Solo cabe decir que la visita de Teodosio a la ciudad perdonada, al parecer, nunca se concretó. La guerra contra Máximo, la necesidad de poner orden en los asuntos de Italia y la segunda guerra civil, que pronto se describirá, impidieron la realización del proyecto, si es que Teodosio alguna vez lo consideró seriamente. Tan solo ocho años después del asunto de las estatuas, Antioquía habría de ver desde sus murallas cómo las huestes de los salvajes hunos sembraban la ruina y la desolación en las plácidas llanuras de Siria.

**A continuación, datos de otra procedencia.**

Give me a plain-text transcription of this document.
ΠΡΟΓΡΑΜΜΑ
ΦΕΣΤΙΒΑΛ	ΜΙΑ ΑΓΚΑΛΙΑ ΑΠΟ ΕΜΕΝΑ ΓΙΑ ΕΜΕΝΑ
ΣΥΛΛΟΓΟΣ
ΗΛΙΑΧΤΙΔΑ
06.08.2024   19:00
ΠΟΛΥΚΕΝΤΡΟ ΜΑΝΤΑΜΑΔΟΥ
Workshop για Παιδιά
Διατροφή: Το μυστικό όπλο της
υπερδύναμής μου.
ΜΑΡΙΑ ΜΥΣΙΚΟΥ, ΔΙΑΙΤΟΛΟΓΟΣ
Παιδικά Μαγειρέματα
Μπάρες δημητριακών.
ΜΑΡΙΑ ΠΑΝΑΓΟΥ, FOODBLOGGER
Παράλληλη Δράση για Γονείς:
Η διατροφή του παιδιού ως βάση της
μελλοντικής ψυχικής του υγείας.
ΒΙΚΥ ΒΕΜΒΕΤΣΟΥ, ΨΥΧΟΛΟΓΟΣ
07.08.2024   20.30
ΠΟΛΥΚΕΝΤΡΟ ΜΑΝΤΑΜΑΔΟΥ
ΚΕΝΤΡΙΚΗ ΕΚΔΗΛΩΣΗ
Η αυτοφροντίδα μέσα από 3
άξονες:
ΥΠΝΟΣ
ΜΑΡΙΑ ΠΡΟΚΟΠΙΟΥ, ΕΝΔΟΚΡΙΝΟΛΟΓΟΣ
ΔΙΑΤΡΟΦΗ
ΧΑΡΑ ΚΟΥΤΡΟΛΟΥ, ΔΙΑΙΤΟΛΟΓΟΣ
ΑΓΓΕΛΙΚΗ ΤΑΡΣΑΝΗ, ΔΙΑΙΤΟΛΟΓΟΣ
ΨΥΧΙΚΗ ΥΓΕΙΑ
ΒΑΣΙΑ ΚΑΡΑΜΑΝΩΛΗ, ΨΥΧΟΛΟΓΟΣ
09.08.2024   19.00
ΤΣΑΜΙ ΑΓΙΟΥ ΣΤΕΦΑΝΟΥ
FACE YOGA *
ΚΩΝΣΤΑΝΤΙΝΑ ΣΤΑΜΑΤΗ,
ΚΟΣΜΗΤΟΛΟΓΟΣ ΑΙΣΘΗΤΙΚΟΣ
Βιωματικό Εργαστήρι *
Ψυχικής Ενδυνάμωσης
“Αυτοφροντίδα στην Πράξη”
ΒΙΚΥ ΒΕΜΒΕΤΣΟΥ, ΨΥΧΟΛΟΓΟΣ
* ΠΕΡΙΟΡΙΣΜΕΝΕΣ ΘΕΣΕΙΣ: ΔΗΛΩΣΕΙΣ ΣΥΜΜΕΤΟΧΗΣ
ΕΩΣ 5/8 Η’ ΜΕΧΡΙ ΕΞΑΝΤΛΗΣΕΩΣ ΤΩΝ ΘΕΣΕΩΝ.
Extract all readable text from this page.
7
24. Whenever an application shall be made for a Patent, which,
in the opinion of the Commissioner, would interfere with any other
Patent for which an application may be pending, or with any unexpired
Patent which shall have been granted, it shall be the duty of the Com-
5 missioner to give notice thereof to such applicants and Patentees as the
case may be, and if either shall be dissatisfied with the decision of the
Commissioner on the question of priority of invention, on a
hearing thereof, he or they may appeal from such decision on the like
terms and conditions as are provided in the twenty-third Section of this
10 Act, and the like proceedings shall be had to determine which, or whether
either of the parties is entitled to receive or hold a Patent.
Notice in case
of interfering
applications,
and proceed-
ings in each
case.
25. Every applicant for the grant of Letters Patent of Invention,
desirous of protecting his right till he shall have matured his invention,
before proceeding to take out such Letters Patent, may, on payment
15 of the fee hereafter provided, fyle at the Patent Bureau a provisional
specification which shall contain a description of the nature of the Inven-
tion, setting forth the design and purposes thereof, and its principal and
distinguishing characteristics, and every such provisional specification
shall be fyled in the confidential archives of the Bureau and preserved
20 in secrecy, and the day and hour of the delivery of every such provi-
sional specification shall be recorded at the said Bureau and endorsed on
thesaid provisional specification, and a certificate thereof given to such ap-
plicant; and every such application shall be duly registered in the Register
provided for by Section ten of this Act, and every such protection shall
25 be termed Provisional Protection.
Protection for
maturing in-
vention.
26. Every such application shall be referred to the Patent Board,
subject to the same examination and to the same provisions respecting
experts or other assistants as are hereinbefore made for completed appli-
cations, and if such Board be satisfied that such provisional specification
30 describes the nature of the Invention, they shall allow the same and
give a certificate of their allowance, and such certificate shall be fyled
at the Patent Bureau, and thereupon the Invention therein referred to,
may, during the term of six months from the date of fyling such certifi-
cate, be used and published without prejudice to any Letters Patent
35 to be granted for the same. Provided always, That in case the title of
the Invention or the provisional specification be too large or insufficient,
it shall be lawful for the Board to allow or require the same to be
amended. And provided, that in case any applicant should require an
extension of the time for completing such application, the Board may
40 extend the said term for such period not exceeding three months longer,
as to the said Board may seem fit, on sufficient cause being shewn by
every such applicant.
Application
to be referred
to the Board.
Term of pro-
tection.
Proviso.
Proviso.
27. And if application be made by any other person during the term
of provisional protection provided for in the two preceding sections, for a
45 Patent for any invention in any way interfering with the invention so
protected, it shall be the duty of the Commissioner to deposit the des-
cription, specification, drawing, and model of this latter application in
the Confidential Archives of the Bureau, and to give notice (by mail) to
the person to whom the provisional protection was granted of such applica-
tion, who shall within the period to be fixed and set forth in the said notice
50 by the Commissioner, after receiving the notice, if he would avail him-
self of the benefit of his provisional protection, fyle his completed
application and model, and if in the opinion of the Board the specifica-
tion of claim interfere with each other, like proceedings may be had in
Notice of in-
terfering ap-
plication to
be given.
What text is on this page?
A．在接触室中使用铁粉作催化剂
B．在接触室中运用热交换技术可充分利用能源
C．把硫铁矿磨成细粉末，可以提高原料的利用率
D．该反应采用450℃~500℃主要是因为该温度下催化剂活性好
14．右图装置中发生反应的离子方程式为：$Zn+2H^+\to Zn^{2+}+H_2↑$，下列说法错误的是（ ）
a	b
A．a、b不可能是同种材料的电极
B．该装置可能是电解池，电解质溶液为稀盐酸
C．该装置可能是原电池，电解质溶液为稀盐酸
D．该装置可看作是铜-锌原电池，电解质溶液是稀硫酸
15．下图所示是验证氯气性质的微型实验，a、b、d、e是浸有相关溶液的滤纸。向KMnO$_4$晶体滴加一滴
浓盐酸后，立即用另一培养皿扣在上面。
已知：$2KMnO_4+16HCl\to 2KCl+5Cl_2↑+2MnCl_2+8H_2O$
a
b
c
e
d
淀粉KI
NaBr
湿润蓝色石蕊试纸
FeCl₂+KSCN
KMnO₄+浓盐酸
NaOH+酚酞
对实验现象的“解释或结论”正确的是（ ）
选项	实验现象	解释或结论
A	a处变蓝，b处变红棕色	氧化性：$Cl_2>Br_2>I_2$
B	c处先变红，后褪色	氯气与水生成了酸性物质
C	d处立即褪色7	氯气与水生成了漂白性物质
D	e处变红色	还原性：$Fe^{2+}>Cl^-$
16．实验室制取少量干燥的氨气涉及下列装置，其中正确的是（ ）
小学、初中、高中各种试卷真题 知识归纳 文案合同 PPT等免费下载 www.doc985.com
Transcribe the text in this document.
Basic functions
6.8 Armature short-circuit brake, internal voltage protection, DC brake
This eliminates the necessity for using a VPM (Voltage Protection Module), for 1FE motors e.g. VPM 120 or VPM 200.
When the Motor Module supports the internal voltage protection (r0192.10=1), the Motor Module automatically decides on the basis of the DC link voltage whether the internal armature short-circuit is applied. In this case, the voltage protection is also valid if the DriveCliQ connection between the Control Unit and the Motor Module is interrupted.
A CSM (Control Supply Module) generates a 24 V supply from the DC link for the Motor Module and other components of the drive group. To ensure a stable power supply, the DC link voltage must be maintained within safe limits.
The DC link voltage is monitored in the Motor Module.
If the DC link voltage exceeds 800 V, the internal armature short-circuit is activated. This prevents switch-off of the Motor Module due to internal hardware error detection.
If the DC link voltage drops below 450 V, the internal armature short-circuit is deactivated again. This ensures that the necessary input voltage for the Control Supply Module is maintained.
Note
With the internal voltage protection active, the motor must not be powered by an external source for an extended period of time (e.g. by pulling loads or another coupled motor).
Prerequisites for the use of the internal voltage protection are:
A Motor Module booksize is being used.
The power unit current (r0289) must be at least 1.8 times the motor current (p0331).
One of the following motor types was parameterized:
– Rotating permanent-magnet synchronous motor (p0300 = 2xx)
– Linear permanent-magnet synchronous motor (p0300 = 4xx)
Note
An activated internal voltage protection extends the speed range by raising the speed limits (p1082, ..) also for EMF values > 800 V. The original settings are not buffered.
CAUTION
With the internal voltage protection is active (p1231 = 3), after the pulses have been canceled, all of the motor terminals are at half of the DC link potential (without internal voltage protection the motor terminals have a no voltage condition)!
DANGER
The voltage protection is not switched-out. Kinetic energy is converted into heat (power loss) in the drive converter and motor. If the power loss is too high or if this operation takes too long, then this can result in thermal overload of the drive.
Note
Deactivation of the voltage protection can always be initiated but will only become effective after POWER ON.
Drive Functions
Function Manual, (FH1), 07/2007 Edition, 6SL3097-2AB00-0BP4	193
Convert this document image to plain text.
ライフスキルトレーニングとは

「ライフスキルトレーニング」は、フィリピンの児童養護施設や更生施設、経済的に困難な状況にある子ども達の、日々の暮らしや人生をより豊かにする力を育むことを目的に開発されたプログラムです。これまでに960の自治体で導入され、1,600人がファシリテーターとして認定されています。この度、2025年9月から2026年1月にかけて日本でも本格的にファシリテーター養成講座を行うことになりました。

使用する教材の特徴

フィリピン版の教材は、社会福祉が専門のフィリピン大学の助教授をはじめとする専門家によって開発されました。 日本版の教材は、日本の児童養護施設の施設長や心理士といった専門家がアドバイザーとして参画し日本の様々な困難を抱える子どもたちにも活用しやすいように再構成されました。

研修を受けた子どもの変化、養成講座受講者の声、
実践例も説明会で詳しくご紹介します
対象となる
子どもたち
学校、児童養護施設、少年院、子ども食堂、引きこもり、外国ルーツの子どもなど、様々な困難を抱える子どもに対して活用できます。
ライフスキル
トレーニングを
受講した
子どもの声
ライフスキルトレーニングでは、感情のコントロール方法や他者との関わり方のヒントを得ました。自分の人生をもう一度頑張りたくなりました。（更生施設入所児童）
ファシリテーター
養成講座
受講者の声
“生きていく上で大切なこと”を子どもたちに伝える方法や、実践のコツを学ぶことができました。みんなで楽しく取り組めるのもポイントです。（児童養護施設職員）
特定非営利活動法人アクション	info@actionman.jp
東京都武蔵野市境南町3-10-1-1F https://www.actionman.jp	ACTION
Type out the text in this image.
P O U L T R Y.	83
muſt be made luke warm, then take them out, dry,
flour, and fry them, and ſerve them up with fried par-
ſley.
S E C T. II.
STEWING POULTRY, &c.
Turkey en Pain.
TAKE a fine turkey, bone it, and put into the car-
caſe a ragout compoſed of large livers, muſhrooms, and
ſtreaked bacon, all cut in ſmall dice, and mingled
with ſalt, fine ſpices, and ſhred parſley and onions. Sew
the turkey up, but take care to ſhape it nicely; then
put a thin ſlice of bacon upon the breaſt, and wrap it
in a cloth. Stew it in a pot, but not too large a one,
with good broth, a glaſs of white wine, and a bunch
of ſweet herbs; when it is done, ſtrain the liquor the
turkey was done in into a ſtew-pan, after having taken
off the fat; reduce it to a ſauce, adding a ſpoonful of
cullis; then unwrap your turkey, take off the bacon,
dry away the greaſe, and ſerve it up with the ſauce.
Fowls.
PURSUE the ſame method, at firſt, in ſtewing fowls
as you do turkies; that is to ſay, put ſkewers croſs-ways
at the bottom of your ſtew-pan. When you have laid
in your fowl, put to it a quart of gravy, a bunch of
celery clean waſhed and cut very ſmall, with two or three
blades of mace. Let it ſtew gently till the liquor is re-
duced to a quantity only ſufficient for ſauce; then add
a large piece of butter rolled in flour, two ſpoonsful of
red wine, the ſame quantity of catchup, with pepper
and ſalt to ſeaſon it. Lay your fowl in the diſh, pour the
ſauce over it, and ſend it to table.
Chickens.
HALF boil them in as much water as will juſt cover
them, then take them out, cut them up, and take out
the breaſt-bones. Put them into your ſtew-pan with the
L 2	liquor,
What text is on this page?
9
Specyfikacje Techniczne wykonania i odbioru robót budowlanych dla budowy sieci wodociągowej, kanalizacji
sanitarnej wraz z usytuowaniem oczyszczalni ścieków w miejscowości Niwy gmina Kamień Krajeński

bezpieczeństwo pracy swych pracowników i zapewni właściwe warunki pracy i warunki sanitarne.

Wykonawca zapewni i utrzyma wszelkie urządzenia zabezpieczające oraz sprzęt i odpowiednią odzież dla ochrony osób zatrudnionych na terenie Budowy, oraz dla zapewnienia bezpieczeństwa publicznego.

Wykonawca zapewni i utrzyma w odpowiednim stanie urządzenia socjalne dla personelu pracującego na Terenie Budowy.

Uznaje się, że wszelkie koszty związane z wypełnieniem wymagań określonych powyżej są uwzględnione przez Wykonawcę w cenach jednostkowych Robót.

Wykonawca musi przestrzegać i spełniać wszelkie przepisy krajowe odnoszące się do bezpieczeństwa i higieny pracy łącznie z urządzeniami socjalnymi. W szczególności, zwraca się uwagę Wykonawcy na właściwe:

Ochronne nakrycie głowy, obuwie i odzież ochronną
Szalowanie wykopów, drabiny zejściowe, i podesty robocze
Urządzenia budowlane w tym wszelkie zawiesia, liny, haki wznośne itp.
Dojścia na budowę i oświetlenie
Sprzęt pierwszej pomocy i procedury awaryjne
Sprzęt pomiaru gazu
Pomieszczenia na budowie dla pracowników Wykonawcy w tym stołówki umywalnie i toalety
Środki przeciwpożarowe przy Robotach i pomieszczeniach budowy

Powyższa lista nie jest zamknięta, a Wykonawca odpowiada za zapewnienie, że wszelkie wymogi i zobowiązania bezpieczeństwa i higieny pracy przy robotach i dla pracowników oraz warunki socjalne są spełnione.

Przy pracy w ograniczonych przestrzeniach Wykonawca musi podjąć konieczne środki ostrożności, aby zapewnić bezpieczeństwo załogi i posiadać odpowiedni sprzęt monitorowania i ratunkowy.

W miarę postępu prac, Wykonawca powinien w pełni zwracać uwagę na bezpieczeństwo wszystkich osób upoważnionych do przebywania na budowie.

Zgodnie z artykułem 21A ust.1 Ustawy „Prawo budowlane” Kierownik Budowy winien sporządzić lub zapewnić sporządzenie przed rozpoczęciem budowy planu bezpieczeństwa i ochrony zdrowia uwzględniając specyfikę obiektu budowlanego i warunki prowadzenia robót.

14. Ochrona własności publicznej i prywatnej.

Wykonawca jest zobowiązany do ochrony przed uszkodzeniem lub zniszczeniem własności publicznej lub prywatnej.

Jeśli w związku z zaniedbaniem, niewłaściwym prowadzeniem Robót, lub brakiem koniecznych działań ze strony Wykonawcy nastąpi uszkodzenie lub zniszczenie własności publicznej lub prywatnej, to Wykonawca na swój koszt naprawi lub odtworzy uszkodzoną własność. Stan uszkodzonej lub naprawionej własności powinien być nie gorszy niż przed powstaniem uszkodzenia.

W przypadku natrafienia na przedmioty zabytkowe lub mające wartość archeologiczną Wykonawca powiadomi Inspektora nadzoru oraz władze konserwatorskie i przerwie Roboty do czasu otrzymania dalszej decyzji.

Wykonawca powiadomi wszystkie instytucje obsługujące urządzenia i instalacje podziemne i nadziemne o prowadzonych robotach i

Tal fue la historia del crimen y del perdón de Antioquía. Suele narrarse como un ejemplo de la generosa magnanimidad de Teodosio. Cabe admitir que, al parecer, no se derramó sangre por orden suya, y que el primer arrebato de furia, casi justificado por los insultos proferidos contra su difunta esposa y su difunto padre, fue ampliamente divorciado cuando tuvo tiempo para reflexionar con calma sobre la desproporción del castigo al crimen y para escuchar las sabias súplicas de Flaviano y Cesáreo. Que Teodosio, por tanto, reciba ante la posteridad el pleno reconocimiento que merece por su ira contenida, por sus propósitos de venganza no consumados, aunque el historiador no pueda sino percibir la dificultad de valorar correctamente el carácter si se permite que crímenes no cometidos le granjeen una reputación de santidad. Pero el sentimiento que probablemente predominará en quienes estudien la historia de la sedición de Antioquía será la compasión por el duro destino de los senadores de aquella ciudad. Agobiados por la responsabilidad, despojados de poder, aplastados entre la espada y la pared del emperador y la multitud, estos desdichados vestigios de una otrora poderosa clase media sufrieron el destino que probablemente siempre les aguardaría bajo un sistema de socialismo imperial. Aún les quedaba algo por forjar, pero cuando fueron aniquilados, el Imperio dejó de existir.

Otro fenómeno de la Roma Imperial, la historia de las estatuas rotas, nos muestra vívidamente la inaccesible, la majestad casi sobrehumana del hombre que, por casualidad, vestía la púrpura del Imperio. Como dijo San Juan Crisóstomo: «Aquel a quien la ciudad de Antioquía ha insultado no tiene igual en la tierra, pues es Emperador, cabeza y corona de todas las cosas en el mundo. Por lo tanto, acudamos al Rey Celestial e imploremos su ayuda: porque si no podemos sentir la compasión del Señor en lo alto, nada en todo el mundo podrá socorrernos cuando pensemos en lo que hemos hecho».